The consequences of weak antitrust law
Letter to the Editor | Thursday, April 11, 2019
In a previous Observer letter to the editor I argued that the extreme wealth gap in America was partly attributed to misaligned personal incentives between corporate owners and managers. In the conclusion, I mentioned that I disagreed with prominent liberal voices that have recently been supporting a 70% marginal tax rate. In my opinion, this proposal is superficial at best. It’s a retroactive solution that is easily circumventable through income-composition modification, and it doesn’t address the underlying issues of excessive corporate and executive power. Today I will propose one possible alternative solution: antitrust law reform.
Sweeping tax reform changes passed through Congress are quite sexy. They routinely dominate mainstream news headlines with sensational drama starring our favorite (and least favorite) political figures. But a great deal of change in our country happens far outside of our congressional chambers — in a regulatory field much less sexy.
Antitrust law in the United States is usually associated with the early-20th century trust busting against “big oil” and “big railroad.” In the 21st century, however, antitrust has a fresh, new corporate face, and has largely been dormant.
Many whistle-blowers have documented instances of Amazon abusing its massive returns to scale and unfairly setting prices too low — even low enough to sometimes be at a loss — such that competitors are unable to compete. This is my chief concern.
You may be thinking, what’s the issue? What’s the danger of Amazon dropping prices too low?
There are two reasons why this is dangerous:
First, while artificially low prices are beneficial in the short term to consumers, it is detrimental to other producers. Amazon with its massive infrastructure can handle a momentary profit loss, but smaller competitors with infant-infrastructure systems cannot. This matters because a. producers are also consumers (they need to buy things to make things, and producers make up a critical proportion of the consumer base) and b. producers are employers. Rival producers who go out of business are unable to buy inputs that keep the economic cycle flowing, and are forced to lay off employees who could have been consuming more goods.

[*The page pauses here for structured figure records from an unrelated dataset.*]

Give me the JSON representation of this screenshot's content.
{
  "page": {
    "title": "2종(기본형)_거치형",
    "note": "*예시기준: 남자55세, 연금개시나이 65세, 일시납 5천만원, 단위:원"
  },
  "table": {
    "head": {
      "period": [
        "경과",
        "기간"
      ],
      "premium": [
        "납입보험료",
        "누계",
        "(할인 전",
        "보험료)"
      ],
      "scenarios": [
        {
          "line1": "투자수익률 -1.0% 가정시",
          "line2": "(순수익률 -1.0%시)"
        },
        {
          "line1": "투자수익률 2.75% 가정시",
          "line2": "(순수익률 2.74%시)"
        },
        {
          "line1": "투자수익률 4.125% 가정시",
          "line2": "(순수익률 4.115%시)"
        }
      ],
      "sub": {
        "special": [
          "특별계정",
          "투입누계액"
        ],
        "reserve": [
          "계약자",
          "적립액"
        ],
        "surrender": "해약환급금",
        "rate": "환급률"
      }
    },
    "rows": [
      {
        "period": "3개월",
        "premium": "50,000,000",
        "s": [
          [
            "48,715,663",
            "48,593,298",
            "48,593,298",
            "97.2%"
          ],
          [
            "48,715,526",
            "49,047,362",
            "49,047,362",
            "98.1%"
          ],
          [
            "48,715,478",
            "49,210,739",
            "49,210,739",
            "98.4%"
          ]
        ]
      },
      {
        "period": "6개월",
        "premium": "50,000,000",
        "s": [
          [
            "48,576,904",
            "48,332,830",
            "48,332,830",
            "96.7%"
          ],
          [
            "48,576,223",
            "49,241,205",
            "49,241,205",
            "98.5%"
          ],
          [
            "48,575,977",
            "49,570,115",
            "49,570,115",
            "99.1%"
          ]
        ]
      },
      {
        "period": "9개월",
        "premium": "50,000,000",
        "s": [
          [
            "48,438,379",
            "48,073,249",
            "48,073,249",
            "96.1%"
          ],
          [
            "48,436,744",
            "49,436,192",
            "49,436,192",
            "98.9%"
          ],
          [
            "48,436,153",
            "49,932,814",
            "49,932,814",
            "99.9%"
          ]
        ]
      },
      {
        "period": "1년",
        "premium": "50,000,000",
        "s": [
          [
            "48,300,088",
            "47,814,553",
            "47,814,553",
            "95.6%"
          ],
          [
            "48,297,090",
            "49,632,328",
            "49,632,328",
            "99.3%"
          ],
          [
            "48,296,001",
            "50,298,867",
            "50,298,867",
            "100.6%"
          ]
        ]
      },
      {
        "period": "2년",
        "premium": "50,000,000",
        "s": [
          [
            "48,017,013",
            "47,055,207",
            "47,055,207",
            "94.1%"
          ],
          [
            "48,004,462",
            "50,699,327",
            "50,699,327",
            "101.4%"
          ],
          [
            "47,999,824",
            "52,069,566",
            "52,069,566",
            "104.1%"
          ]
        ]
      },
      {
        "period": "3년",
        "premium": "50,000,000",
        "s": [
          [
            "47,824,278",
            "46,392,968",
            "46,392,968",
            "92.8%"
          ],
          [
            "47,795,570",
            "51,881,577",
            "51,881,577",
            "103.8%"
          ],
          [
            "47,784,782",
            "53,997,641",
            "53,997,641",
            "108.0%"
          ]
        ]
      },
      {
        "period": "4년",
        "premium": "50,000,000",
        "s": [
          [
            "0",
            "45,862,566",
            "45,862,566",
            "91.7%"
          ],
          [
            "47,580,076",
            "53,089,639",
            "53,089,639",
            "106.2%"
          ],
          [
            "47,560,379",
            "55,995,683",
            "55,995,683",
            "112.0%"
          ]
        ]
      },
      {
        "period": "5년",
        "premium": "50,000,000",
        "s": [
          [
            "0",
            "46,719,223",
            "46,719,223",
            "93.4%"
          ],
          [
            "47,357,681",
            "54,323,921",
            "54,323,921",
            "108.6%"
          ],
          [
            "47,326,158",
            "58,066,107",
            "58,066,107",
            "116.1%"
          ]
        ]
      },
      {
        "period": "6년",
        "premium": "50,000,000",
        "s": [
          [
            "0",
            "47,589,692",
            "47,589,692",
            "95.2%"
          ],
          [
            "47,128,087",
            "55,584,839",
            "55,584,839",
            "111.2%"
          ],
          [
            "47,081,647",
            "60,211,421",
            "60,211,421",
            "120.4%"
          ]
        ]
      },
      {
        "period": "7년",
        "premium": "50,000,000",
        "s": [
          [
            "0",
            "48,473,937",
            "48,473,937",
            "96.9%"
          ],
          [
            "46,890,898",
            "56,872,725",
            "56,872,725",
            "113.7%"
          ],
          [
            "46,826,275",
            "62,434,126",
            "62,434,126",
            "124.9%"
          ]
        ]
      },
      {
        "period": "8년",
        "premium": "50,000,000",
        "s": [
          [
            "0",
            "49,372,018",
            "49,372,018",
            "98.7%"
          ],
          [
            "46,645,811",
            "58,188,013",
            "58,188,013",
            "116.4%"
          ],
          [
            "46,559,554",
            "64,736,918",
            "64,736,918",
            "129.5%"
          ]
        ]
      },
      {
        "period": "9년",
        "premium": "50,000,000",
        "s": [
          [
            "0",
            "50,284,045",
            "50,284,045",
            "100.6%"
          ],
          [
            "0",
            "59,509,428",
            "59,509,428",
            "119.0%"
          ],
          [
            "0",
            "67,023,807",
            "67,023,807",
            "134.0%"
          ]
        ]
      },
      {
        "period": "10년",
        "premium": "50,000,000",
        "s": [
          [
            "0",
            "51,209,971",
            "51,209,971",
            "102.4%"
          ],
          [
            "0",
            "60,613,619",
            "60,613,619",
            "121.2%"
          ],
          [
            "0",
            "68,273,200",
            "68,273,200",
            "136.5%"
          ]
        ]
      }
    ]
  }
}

Second, artificially low prices that drive competitors out of the market create spaces for price gouging. The natural way the market checks price gouging is as competitors engage in price wars until the price of the good reaches equilibrium. But the presence of rival companies is critical to this process. Since rival companies are being forced out of the market by Amazon’s artificially low prices, the natural autocorrection mechanism cannot apply because the rival companies close their doors and therefore cannot compete. Once this occurs, Amazon is unchecked, and has every personal incentive to price gouge unabated.
While a $0.12 increase in the price of an Amazon Basic Micro USB may go unnoticed by an individual consumer, it hurts the consumer base at large when the $0.12 increase is multiplied by thousands and thousands of transactions. It doesn’t matter if its by $120 or $0.12, price gouging is still price gouging and it’s against the law.
What should change? Modern antitrust policy should be reworked so that it takes producer welfare into account.
Competition policy in the United States is still largely designed for traditional 20th-century domestic markets operating primarily in North America, and hasn’t been updated to deal with the 21st-century globalist structures of the economy operating through the internet. Moreover, current antitrust law focuses too strictly on consumer welfare. If the consumers are fine, then there is no problem. But this approach to antitrust is too narrow, and doesn’t take into account the variety of ways the health of the market can be compromised by anticompetitive practices. Producers are consumers too, and their health is linked to the consumer base and the market’s health. They need to be considered in the antitrust equation as well.
Little has been done in the realm of American competition policy recently, largely because the current direction of the globalized market system is heading towards uncharted territory that the world has never seen, and there is little precedent to draw from. If there is little precedent to draw from, then the precedent needs to be set.
The lack of competition law enforcement is perhaps one of the many central underlying causes for the income disparity in our world. With hypothetically feasible business cost structures that cut extreme salaries as “operational expenses,” competitors should be appearing left and right to challenge titans like Amazon. Yet, none have emerged, because top corporations are acting in their own self-interest by taking advantage of their monopolistic market power and infrastructure and stifling them down. Or, worse, they get bought out by Amazon and their power grows. Corporate executives are collecting large paychecks from corporate piggy banks fattened from nefarious anticompetitive behavior, and reforming antitrust law would help mitigate these problems.
A free and open market system is certainly the way to go, but the role of government in them is to set the rules and enforce them in order to help correct market failures. Markets are great, but they aren’t perfect. Perhaps antitrust regulators at the Department of Justice should get involved.
The views expressed in this Letter to the Editor are those of the author and not necessarily those of The Observer.